Many of you know my Aunt Becky. The best part about "AUNT" Becky, is that our relationship is just about as far from aunt/niece as I've ever seen.
Through my life she's been my stand in mother, my big sister, my best friend and my worst enemy. She's been there for each of my births, and was the natural choice to be there for the transfer of this pregnancy. She's expected to be present for this birth as well. Because how could I ever expect to do something so BIG with my life without her being right there for me?
Today Becky sent me this link to this story about a baby born on Valentine's day via surrogacy. I read it. I cried. I realized I had forgotten just how special what I am doing here is.
I'm lucky to have found a network of other surrogates to share this experience with. I'm lucky my friends and family accept my choice so openly and totally.

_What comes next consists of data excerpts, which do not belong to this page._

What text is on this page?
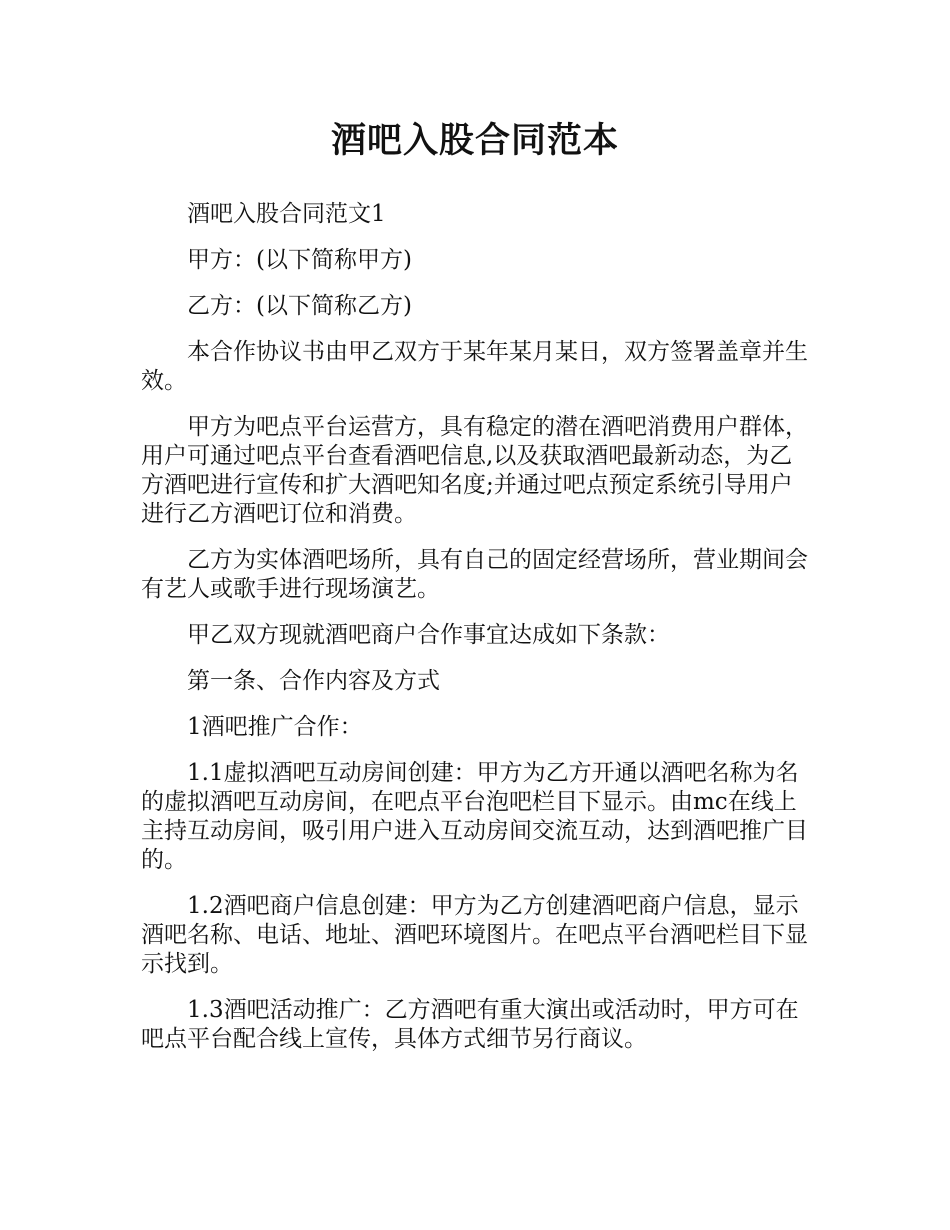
酒吧入股合同范本

酒吧入股合同范文1

甲方：(以下简称甲方)

乙方：(以下简称乙方)

本合作协议书由甲乙双方于某年某月某日，双方签署盖章并生效。

甲方为吧点平台运营方，具有稳定的潜在酒吧消费用户群体，用户可通过吧点平台查看酒吧信息,以及获取酒吧最新动态，为乙方酒吧进行宣传和扩大酒吧知名度;并通过吧点预定系统引导用户进行乙方酒吧订位和消费。

乙方为实体酒吧场所，具有自己的固定经营场所，营业期间会有艺人或歌手进行现场演艺。

甲乙双方现就酒吧商户合作事宜达成如下条款：

第一条、合作内容及方式

1酒吧推广合作：

1.1虚拟酒吧互动房间创建：甲方为乙方开通以酒吧名称为名的虚拟酒吧互动房间，在吧点平台泡吧栏目下显示。由mc在线上主持互动房间，吸引用户进入互动房间交流互动，达到酒吧推广目的。

1.2酒吧商户信息创建：甲方为乙方创建酒吧商户信息，显示酒吧名称、电话、地址、酒吧环境图片。在吧点平台酒吧栏目下显示找到。

1.3酒吧活动推广：乙方酒吧有重大演出或活动时，甲方可在吧点平台配合线上宣传，具体方式细节另行商议。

I'm just lucky.
But all this luck and easy pregnancy have lead me to be very comfortable with and close to surrogacy. The end result is that I tend to think of surrogacy as something everyone does. Everyday. In every state.
That's not the reality though. What is happening here is unique. It is special. It's life changing and Earth moving. It's a beautiful example of science in action. It's a textbook lesson in love.
I tend to not think myself anything or anyone special for what I'm doing. I like being pregnant. I love having babies. This just made sense for me to do. But, this is special. Humility aside, I think I should try to remember that.